Search code examples
asp.net-mvcproduction-environment

ASP.NET MVC Application crashing randomly


I created a MVC 2 Application to work as a RSS Feeder and deliver News Contents for a number of applications to consume. Everything was doing fine until yesterday when suddenly my application started throwing a random error which doesn't tell me much of what's going on (or at least I don't understand it).

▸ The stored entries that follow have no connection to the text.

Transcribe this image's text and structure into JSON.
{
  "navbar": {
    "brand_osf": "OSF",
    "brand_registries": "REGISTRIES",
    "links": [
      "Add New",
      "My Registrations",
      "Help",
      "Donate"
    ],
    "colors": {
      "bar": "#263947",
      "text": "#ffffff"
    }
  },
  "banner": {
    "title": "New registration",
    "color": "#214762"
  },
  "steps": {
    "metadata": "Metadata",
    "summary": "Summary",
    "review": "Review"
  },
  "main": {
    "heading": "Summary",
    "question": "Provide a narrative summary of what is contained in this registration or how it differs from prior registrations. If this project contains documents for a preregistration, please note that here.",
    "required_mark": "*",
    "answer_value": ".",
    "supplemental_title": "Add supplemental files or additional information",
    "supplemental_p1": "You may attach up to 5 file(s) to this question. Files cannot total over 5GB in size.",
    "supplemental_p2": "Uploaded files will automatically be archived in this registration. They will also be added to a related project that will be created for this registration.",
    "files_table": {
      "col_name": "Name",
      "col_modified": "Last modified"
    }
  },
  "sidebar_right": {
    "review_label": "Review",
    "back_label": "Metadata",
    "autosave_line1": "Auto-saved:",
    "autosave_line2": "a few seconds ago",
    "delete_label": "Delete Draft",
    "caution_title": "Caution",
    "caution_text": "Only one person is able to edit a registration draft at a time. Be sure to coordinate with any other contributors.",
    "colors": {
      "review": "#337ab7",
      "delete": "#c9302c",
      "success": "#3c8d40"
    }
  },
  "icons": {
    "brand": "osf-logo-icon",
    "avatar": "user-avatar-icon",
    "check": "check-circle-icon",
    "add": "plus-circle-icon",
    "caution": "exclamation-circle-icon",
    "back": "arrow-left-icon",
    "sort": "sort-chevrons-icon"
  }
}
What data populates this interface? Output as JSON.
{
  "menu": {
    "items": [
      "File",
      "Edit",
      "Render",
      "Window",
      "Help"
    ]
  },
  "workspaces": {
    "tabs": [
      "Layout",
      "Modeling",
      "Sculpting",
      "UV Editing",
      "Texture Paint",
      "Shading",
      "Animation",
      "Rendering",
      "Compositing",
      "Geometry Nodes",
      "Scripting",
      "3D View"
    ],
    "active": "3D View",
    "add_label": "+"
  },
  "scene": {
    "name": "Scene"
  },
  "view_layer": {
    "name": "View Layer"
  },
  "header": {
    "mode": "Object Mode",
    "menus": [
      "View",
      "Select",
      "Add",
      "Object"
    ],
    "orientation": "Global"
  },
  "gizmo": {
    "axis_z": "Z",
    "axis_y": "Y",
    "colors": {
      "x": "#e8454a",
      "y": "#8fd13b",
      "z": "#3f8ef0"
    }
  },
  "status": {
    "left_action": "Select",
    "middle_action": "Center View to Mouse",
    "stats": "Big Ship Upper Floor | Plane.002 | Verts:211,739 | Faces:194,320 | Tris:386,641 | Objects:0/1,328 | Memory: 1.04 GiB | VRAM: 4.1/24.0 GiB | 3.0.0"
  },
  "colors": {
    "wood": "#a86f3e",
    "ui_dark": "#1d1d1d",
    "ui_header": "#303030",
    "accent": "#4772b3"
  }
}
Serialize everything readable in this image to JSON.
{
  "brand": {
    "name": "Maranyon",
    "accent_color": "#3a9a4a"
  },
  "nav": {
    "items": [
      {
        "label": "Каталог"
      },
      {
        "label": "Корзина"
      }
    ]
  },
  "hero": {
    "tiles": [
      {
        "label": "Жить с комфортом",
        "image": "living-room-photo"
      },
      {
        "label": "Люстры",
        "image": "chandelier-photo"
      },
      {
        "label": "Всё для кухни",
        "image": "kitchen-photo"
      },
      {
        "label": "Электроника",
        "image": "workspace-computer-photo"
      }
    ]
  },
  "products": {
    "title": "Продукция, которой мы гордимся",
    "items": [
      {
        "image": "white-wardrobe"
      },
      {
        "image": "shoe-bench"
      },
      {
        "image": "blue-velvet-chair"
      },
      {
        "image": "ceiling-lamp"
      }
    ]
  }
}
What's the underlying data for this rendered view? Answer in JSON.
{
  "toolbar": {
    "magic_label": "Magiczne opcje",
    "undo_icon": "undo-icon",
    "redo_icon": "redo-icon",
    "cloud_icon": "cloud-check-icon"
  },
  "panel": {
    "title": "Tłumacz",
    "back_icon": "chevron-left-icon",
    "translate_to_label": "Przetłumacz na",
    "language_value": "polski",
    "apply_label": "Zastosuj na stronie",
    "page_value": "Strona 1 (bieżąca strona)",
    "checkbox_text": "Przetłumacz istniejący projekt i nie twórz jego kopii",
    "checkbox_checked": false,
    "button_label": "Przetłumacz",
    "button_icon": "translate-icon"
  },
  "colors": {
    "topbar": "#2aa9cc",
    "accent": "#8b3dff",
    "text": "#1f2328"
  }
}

This error only occurs in Production and cannot be reproduced in staging or my local machine.

Here's the stack trace:

Error executing child request for handler 'System.Web.Mvc.HttpHandlerUtil+ServerExecuteHttpHandlerWrapper'.errorPath:/Android/Edition/2011-11-22/P1 HostIP:##.##.##.## at System.Web.HttpServerUtility.ExecuteInternal(IHttpHandler handler, TextWriter writer, Boolean preserveForm, Boolean setPreviousPage, VirtualPath path, VirtualPath filePath, String physPath, Exception error, String queryStringOverride) at System.Web.HttpServerUtility.Execute(IHttpHandler handler, TextWriter writer, Boolean preserveForm, Boolean setPreviousPage) at System.Web.HttpServerUtility.Execute(IHttpHandler handler, TextWriter writer, Boolean preserveForm) at System.Web.HttpServerUtilityWrapper.Execute(IHttpHandler handler, TextWriter writer, Boolean preserveForm) at System.Web.Mvc.ViewPage.RenderView(ViewContext viewContext) at System.Web.Mvc.ViewResultBase.ExecuteResult(ControllerContext context) at System.Web.Mvc.ControllerActionInvoker.<>c_DisplayClass14.b_11() at System.Web.Mvc.ControllerActionInvoker.InvokeActionResultFilter(IResultFilter filter, ResultExecutingContext preContext, Func1 continuation) at System.Web.Mvc.ControllerActionInvoker.InvokeActionResultFilter(IResultFilter filter, ResultExecutingContext preContext, Func1 continuation) at System.Web.Mvc.ControllerActionInvoker.InvokeActionResultWithFilters(ControllerContext controllerContext, IList1 filters, ActionResult actionResult) at System.Web.Mvc.ControllerActionInvoker.InvokeAction(ControllerContext controllerContext, String actionName) at System.Web.Mvc.Controller.ExecuteCore() at System.Web.Mvc.MvcHandler.<>c__DisplayClass8.b__4() at System.Web.Mvc.Async.AsyncResultWrapper.<>c__DisplayClass1.b__0() at System.Web.Mvc.Async.AsyncResultWrapper.<>c__DisplayClass81.b__7(IAsyncResult _) at System.Web.Mvc.Async.AsyncResultWrapper.WrappedAsyncResult`1.End() at System.Web.Mvc.MvcHandler.EndProcessRequest(IAsyncResult asyncResult) at System.Web.HttpApplication.CallHandlerExecutionStep.System.Web.HttpApplication.IExecutionStep.Execute() at System.Web.HttpApplication.ExecuteStep(IExecutionStep step, Boolean& completedSynchronously)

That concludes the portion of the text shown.